A dona de casa de 33 anos do Jardim Tropical, contou que procurou atendimento logo após a aplicação, já que a criança chorava muito. Um dos médicos plantonistas informou que era normal, já que a injeção com o medicamento prescrito é dolorida.
Após deixar as dependências do hospital, a mulher chegou em casa e disse que o filho mal conseguiu dormir de tanta dor. No dia seguinte após retirá-lo do berço, notou que a perna direita dele não movimentava.
Ao colocar o filho no chão para que ele ficasse em pé, o menino caiu. Desesperada a mãe voltou ao hospital e novamente contou o ocorrido. Foram feitos alguns exames mas não constataram nenhum problema.

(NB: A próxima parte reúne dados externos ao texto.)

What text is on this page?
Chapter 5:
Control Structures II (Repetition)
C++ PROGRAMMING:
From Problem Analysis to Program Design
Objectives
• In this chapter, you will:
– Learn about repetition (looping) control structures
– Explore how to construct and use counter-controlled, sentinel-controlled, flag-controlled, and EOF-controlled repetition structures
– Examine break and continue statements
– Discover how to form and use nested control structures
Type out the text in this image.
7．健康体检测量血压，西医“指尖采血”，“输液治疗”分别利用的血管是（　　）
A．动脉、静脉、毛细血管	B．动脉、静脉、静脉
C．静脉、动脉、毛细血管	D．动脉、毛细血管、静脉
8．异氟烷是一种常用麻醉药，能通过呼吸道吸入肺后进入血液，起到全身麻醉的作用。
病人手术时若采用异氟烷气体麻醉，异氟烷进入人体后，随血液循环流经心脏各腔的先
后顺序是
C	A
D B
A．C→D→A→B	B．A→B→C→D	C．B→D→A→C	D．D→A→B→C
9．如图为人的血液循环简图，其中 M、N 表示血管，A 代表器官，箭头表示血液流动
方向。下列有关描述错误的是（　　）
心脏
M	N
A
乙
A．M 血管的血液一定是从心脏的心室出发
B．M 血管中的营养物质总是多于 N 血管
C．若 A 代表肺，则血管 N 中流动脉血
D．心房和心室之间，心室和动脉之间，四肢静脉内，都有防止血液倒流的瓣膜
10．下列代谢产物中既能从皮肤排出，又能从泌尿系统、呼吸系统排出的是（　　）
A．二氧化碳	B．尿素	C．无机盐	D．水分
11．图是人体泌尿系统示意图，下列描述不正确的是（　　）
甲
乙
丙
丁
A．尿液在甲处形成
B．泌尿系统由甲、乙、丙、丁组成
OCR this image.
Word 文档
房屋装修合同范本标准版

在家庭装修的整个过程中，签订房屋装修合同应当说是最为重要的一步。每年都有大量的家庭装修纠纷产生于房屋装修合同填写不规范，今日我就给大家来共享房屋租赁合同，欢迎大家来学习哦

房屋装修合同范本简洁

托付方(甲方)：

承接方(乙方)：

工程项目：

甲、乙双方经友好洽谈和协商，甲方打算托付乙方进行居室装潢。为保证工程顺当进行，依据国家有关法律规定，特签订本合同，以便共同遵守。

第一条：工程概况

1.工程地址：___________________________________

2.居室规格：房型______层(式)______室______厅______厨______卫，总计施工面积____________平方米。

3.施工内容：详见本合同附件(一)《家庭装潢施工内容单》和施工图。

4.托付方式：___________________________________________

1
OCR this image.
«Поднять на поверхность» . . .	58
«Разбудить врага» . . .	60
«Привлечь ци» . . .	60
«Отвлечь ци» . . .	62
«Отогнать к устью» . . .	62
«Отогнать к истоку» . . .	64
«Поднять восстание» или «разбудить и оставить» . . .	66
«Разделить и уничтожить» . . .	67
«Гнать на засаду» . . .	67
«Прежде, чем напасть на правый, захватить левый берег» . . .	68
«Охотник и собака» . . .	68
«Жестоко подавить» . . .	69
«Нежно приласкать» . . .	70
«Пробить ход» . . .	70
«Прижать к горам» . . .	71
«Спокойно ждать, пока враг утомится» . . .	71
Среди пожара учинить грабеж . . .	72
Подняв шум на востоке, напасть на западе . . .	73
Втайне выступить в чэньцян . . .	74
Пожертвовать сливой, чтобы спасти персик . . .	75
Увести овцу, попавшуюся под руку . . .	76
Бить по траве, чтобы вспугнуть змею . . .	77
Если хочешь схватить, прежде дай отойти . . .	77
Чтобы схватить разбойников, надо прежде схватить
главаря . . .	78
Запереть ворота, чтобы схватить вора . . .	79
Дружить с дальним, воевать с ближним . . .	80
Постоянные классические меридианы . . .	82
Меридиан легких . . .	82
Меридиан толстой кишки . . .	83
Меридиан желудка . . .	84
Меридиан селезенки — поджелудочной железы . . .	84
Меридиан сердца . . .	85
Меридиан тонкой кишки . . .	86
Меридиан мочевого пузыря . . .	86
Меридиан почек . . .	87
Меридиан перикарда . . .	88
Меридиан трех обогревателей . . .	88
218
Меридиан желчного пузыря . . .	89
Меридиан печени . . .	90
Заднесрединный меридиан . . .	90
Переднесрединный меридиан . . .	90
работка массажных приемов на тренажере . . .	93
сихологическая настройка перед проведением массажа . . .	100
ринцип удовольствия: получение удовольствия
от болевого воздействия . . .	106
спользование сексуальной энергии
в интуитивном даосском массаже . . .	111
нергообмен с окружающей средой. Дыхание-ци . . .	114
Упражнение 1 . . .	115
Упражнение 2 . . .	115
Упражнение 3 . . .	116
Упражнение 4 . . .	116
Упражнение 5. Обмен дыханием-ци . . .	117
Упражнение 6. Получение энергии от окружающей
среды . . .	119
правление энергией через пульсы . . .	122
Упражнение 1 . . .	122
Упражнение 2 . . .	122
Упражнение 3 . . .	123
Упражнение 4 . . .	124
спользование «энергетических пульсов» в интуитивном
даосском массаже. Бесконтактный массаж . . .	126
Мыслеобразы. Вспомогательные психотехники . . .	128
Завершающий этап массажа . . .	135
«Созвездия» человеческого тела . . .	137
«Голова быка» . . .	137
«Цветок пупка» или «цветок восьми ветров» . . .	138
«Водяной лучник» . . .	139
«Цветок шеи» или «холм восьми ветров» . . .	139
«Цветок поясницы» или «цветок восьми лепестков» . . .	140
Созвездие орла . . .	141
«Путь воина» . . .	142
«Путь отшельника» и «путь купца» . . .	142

O médico plantonista disse que era normal, mas que iria demorar alguns dias para o menino voltar a andar. Os dias passaram e nada do filho retomar a rotina normal e as dores constantes e gritos, fizeram ela retornar ao médico.
Só após uma ressonância magnética foi descoberto que houve erro médico. No caso a enfermeira que aplicou a injeção. No relatório do exame consta que o nervo ciático foi atingido na região glútea, causando neurite e miosite.
Ainda segundo a mãe, o Hospital se comprometeu a cancelar todas as guias emitidas nas idas e voltas dela ao local, mas foi enviada uma fatura com todos os valores.
Há 30 dias o pequeno vem passando por sessões de fisioterapia e, segundo a mãe, o médico disse que corre o risco de ficar sequelas. A dona de casa procurou a polícia e registrou a ocorrência.